THE TRAGEDY OF THE MANOR-HOUSE

At midnight all was over, and we sat in the presence of four corpses. We covered them with such rags as we could find, and started away, fastening the door behind us. Their home must be these people's grave, for they could not have Christian burial, or be admitted to consecrated ground. They were as dogs, wild beasts, lepers, and no soul that valued its hope of eternal life would throw it away by meddling in any sort with these rebuked and smitten outcasts.
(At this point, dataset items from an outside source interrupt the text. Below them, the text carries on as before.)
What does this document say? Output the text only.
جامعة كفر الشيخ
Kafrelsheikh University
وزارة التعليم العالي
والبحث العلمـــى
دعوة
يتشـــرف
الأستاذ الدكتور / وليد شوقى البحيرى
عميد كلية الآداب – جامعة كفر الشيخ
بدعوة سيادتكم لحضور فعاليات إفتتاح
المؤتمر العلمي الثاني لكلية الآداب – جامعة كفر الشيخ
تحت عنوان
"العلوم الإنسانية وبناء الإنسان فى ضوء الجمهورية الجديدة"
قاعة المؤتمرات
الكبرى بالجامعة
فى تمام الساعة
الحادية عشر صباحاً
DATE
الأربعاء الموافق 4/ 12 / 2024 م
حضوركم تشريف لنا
We had not moved four steps when I caught a sound as of footsteps upon gravel. My heart flew to my throat. We must not be seen coming from that house. I plucked at the king's robe and we drew back and took shelter behind the corner of the cabin.

"Now we are safe," I said, "but it was a close call-so to speak. If the night had been lighter he might have seen us, no doubt, he seemed to be so near."

"Mayhap it is but a beast and not a man at all."

"True. But man or beast, it will be wise to stay here a minute and let it get by and out of the way."